Mrs. Mcray
AP Language
December 8, 2014
“I Know Why the Caged Bird Cannot Read” Analysis
In “I Know Why the Caged Bird Cannot Read,” Francine Prose argued that high school students are beginning to hate reading even more than before because they aren’t taught correctly how to understand more complicated texts.
She blames the education system for requiring students to read “middlebrow entertainments.”
Francine Prose gives many examples that go to support her argument, that students despise literature because they don’t understand it and because teachers no longer take the time to break it down. These texts aren’t taught well; not only is the literature that is being given to the students mediocre, but it is simply skimmed through and tossed away with the rest. It is no secret that students don’t enjoy reading anymore, there are reasons for this. Students are not challenged to read challenging books and teachers don’t evaluate the books; in the end it’s just the same secondrate books year after. Prose believes that if teachers challenge their students and gives the something that will challenge their minds than the students will be able to face more complicated texts and possibly enjoy reading as a whole. Vocabulary
Longevity A long life.
Robust
Strong and healthy; vigorous.
Scant
Barely sufficient or adequate.
Lucidly
Expressed clearly; easy to understand.
Ambiguity Uncertainty or inexactness of meaning in language.

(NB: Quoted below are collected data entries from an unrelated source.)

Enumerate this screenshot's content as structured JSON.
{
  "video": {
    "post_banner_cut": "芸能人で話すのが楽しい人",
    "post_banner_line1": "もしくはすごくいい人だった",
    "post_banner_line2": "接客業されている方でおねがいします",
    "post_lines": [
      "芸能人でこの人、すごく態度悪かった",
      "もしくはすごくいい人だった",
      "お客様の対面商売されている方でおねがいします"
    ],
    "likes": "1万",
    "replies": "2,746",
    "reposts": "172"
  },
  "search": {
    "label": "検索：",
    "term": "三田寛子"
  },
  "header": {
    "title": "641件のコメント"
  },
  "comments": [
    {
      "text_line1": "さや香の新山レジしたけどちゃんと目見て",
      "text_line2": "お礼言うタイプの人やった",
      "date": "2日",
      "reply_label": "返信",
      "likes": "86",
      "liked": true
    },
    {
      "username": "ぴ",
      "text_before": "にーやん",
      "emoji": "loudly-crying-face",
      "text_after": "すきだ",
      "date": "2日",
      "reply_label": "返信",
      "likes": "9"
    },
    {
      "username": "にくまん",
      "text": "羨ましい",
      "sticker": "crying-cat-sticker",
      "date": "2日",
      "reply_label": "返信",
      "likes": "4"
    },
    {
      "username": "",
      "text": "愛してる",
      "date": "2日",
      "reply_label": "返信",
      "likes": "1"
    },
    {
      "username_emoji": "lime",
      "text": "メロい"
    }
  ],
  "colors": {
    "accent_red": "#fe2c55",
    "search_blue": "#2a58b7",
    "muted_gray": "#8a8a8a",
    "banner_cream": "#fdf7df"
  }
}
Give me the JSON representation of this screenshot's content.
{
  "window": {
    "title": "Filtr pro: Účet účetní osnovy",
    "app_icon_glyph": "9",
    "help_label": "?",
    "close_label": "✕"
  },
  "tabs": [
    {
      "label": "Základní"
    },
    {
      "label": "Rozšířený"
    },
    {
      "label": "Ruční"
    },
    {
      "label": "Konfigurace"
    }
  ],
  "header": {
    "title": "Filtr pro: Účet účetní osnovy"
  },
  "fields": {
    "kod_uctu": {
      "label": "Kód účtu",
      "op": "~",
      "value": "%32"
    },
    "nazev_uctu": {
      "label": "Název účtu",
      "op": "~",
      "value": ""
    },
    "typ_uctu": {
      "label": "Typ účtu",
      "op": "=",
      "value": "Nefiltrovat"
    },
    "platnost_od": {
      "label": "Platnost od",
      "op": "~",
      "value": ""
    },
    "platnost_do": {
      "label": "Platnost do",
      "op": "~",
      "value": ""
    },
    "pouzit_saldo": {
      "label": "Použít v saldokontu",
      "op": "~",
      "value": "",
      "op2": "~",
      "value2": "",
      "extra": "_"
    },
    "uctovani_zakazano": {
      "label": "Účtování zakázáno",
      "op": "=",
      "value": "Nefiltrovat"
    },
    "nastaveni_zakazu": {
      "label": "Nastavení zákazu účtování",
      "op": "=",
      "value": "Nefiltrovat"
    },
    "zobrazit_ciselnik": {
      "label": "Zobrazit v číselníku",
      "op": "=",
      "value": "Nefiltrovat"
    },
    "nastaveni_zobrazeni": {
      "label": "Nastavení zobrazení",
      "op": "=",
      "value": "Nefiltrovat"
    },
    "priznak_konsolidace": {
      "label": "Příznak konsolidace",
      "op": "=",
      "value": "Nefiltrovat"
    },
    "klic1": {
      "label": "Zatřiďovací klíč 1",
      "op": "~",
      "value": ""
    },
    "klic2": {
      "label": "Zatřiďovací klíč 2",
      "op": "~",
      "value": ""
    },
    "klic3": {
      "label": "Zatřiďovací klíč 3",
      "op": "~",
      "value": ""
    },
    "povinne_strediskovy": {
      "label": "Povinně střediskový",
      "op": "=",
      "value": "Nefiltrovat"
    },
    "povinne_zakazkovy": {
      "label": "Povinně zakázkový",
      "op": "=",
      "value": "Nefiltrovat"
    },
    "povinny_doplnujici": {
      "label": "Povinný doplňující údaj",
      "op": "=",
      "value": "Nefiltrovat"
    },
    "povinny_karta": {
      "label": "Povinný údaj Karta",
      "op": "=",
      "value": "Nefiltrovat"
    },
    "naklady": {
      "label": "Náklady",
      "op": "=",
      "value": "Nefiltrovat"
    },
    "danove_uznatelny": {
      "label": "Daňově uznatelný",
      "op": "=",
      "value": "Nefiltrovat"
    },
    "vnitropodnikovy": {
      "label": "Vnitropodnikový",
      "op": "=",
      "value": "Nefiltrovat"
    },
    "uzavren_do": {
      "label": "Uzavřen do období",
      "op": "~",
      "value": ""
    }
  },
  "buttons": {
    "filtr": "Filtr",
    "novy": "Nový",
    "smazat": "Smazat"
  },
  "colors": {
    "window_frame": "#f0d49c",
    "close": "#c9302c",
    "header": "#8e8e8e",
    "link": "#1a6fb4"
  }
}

Idiosyncratic A structural or behavioral characteristic peculiar to an individual or group.
Tone
Condescending, Critical
Rhetorical Terms
● Anecdotes "My two youngest son's now twentyone and seventeen, have read..."
(Paragraph 5)
● Rhetorical Question "Why not introduce our kids to the clarity and power of James
Baldwin’s great story “Sonny’s Blues”?" (Paragraph 35)
● Cause and Effect Used through out the whole essay by showing how certain teaching methods affect students.